Tudor views of madness were more varied and more sophisticated than one might imagine. As with all branches of medicine, views of mental illness were based on the theory of imbalances between the 'four humours' of which the human body was made up. Thus, for example, the advice to the melancholic to eat salad because of its cold and wet properties. But there is also much evidence of 'common-sense' remedies, such as encourag-ing the 'melancholic' or 'mopish' (as upper-class and lower-class depressives were respectively called) to get out of the house, take the air, listen to music and enjoy cheerful conversation. I do not think Guy's solutions would have been unusual, although his interest in the subject of mental illness would have been. On the other hand, both Catholics and Protestants would often see the more florid types of mental illness as evidence of possession; Catholics tended to prescribe confession and appeal to sacred images, Protestants prayer and fasting.

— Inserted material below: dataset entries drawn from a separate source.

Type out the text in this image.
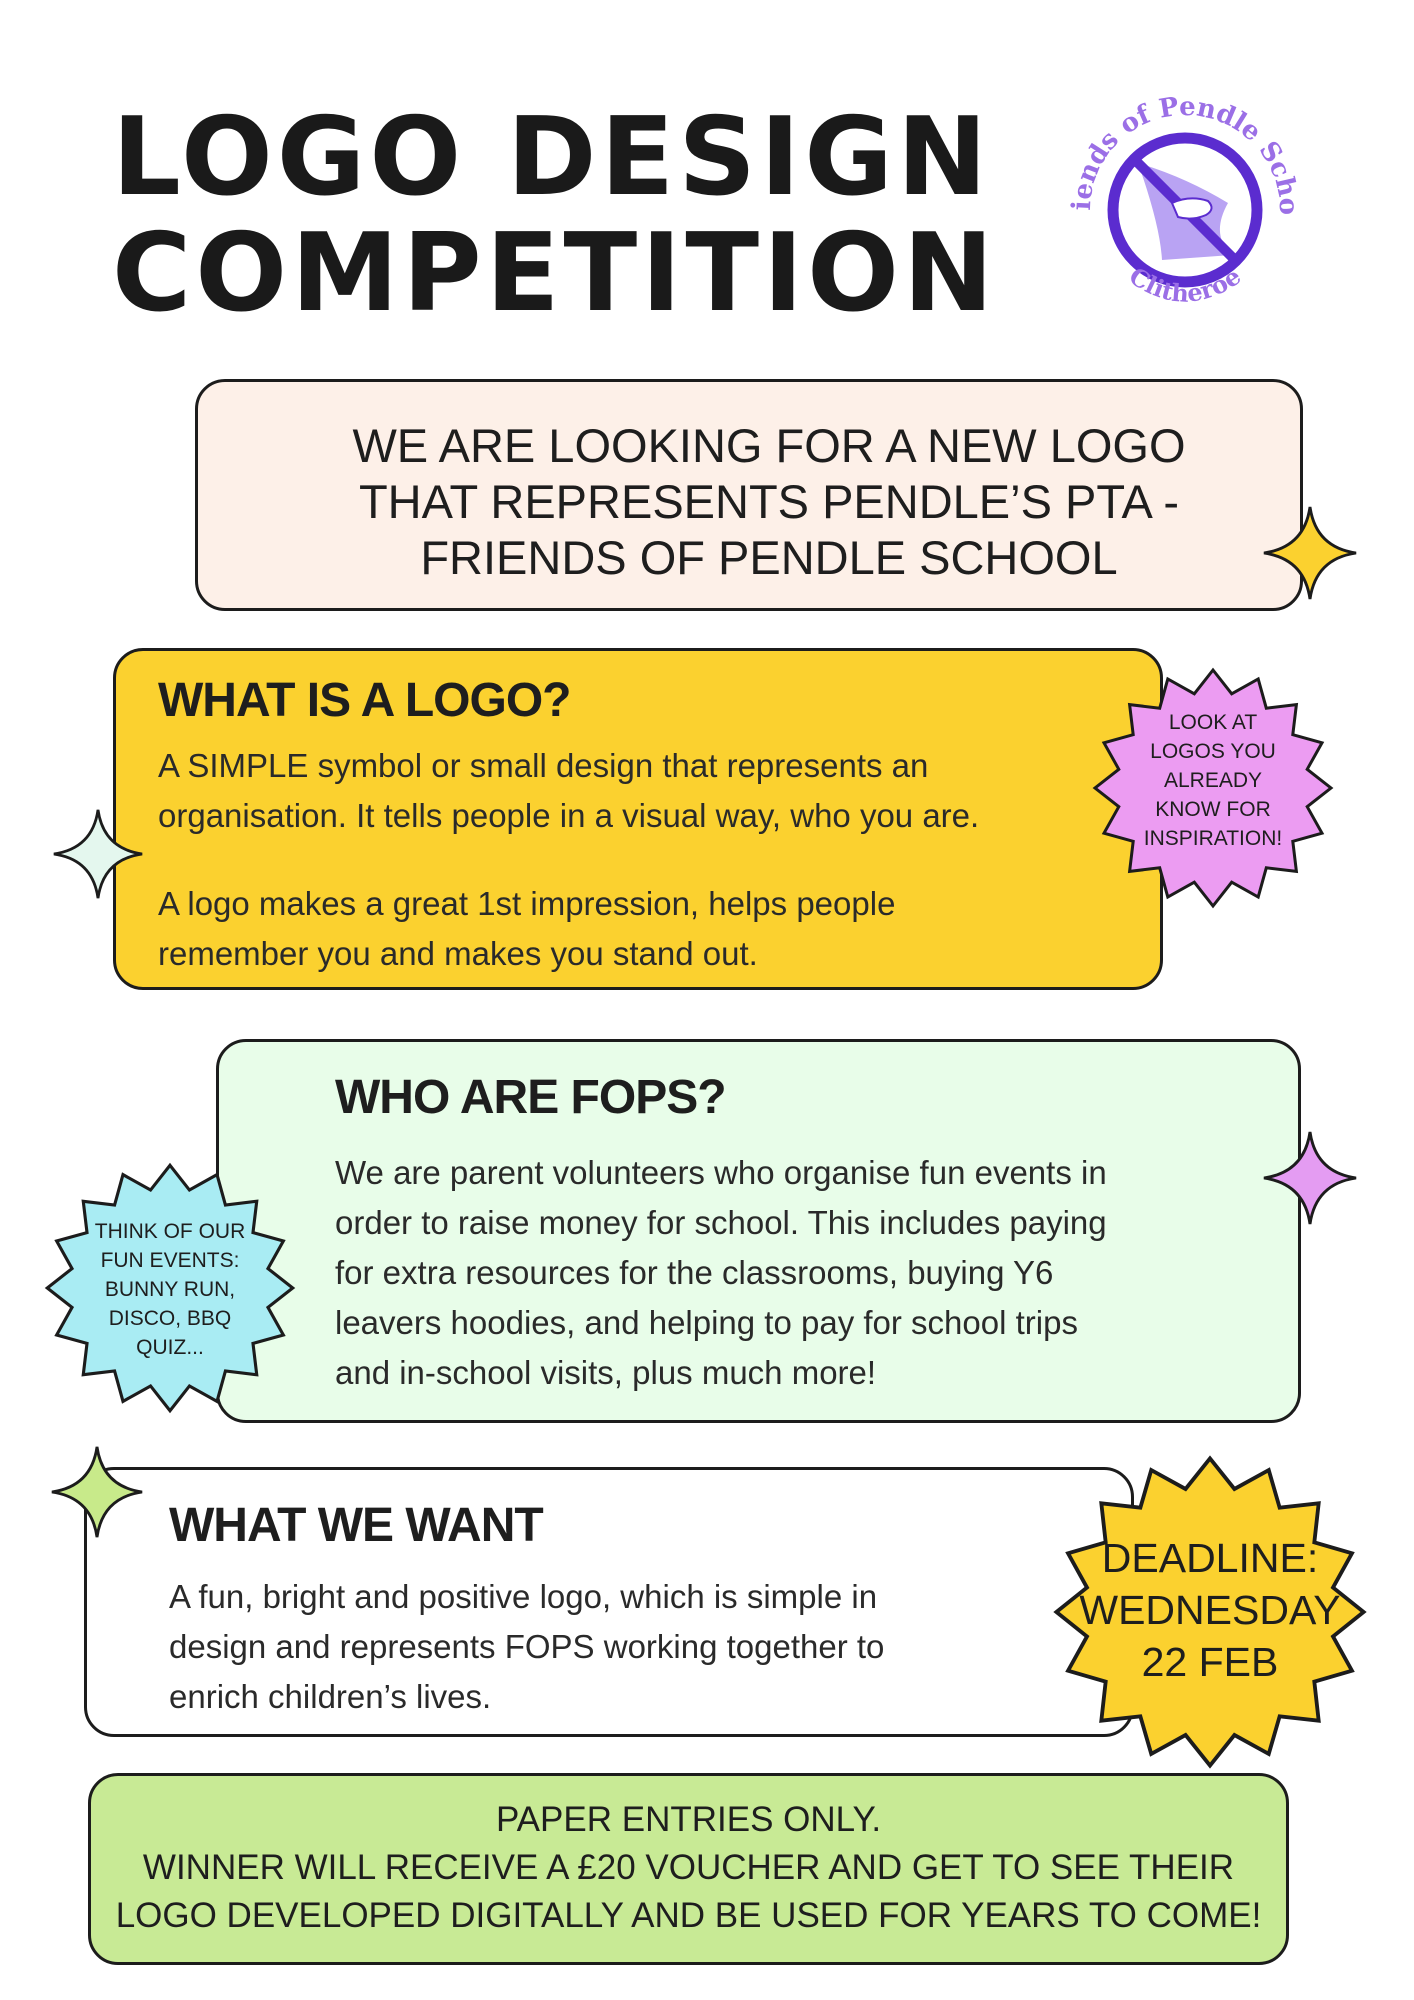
LOGO DESIGN
COMPETITION
Friends of Pendle School
Clitheroe
WE ARE LOOKING FOR A NEW LOGO
THAT REPRESENTS PENDLE’S PTA -
FRIENDS OF PENDLE SCHOOL
WHAT IS A LOGO?
A SIMPLE symbol or small design that represents an
organisation. It tells people in a visual way, who you are.
A logo makes a great 1st impression, helps people
remember you and makes you stand out.
LOOK AT
LOGOS YOU
ALREADY
KNOW FOR
INSPIRATION!
WHO ARE FOPS?
We are parent volunteers who organise fun events in
order to raise money for school. This includes paying
for extra resources for the classrooms, buying Y6
leavers hoodies, and helping to pay for school trips
and in-school visits, plus much more!
THINK OF OUR
FUN EVENTS:
BUNNY RUN,
DISCO, BBQ
QUIZ...
WHAT WE WANT
A fun, bright and positive logo, which is simple in
design and represents FOPS working together to
enrich children’s lives.
DEADLINE:
WEDNESDAY
22 FEB
PAPER ENTRIES ONLY.
WINNER WILL RECEIVE A £20 VOUCHER AND GET TO SEE THEIR
LOGO DEVELOPED DIGITALLY AND BE USED FOR YEARS TO COME!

Occasionally, as happens to Adam Kite in the book, a mentally unstable religious obsessive could find himself in danger of being accused of heresy and burned at the stake. For early modern views of medicine, I found Roy Porter's A Social History of Madness (London 1987) a very useful introduction, while Michael MacDonald's Mystical Bedlam (Cambridge 1981) gives a fascinating picture of an early seventeenth-century therapist. His practice included cases of'salvation panic' such as that from which Adam Kite suffers, and which seems to have been a new phenomenon brought about by Lutheran and Calvinist notions of God's predestined division of humanity into the saved and the damned. It has reappeared often during fundamentalist campaigns in the centuries since - the first great Awakening in eighteenth-century colonial America featured several notable suicides by people who had come to believe they were irrevocably damned.